Dilaga il fenomeno migratorio specie delle migliori energie del Mezzogiorno. Anche questo è un problema di attrattività? Come arginarlo?
Effettivamente la questione della migrazione dei giovani rappresenta uno dei principali campanelli di allarme di una difficile congiuntura economica, in particolare al Sud. Eppure il capitale umano è una delle principali risorse di cui il Paese dispone.
La provincia di Benevento, ad esempio, ha perso nell’ultimo biennio oltre 1.580 abitanti e si registra un incremento della percentuale dei giovani laureati, in particolare in discipline tecniche, che lasciano la provincia: – 27,1% è la mobilità dei laureati ogni mille abitanti. Dunque il vero nodo è trasformare le risorse umane in energie produttive del Paese e, nel contempo, combattere il problema dell’occupazione. Il tutto passa attraverso processi di specializzazione e attraverso il potenziamento della leva economica capace di assorbire occupazione. La sfida è portare il Sud che resiste a competere sulle catene globali del valore, sfruttando al meglio i suoi vantaggi competitivi, in una strategia nazionale ed europea.
Eppure ci sono Paesi che tengono insieme presenza dello Stato e qualità dei servizi. Da noi perché non si riesce?
Probabilmente si tratta di economie più moderne ed efficienti frutto di anni di politiche mirate e di azioni capaci di incidere su asset di sviluppo appropriati.
Secondo il Desi 2018, l’indicatore della Commissione Europea che misura il livello di attuazione dell’agenda digitale in tutti gli stati membri, l’Italia è al 25° posto su 28 Stati. Partiamo quindi dalla sfida digitale con la simultanea trasformazione del pubblico e del privato per ampliare il ragionamento a tutti gli altri comparti. Allineare la competitività tra il pubblico e il privato significa attuare una vera e propria trasformazione per poter vincere, così, la sfida del progresso.
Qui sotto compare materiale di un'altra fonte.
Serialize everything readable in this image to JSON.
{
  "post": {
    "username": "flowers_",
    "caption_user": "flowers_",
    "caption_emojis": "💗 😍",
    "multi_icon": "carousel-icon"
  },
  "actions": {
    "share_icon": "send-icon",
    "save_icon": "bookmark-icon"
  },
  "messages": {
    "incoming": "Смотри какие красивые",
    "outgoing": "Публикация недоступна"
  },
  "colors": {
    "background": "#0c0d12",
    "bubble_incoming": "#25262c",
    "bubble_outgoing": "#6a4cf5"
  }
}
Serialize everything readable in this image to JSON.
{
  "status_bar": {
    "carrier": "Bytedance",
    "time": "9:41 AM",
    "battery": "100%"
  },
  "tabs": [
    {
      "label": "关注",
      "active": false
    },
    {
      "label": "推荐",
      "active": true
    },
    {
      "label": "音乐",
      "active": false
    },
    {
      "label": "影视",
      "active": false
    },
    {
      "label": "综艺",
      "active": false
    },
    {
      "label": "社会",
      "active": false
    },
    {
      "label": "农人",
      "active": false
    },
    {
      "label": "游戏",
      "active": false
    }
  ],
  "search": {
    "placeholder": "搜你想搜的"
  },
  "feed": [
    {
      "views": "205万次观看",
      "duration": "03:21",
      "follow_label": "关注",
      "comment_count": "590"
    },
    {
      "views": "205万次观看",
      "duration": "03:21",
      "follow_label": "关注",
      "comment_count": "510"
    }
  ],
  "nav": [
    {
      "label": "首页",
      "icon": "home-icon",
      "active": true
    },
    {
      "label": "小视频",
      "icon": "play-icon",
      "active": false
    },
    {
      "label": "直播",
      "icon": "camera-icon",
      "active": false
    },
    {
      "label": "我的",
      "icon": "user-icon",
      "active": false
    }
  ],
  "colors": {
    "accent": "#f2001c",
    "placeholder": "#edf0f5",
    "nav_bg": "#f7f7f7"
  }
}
C’è una geopolitica e una geoeconomia di interessi, nord e sud, difficile da mediare. Ce la faranno a stare insieme ma soprattutto il Paese – secondo lei – dove andrà?
Per me l’unità non è proprio in discussione e per uniformare le due aree del Paese è necessario riportare al Sud le condizioni di competitività del nord.
Ogni tanto queste dualità riemergono e non fanno mai bene al Paese in quanto solo basandoci su condizioni omogenee di infrastrutture e servizi sarà realmente possibile aspirare ad un sistema economico virtuoso. Io ho investito nella mia attività d’azienda e quindi nel mio Paese e sono convinto che ritornare a crescere sia ancora possibile.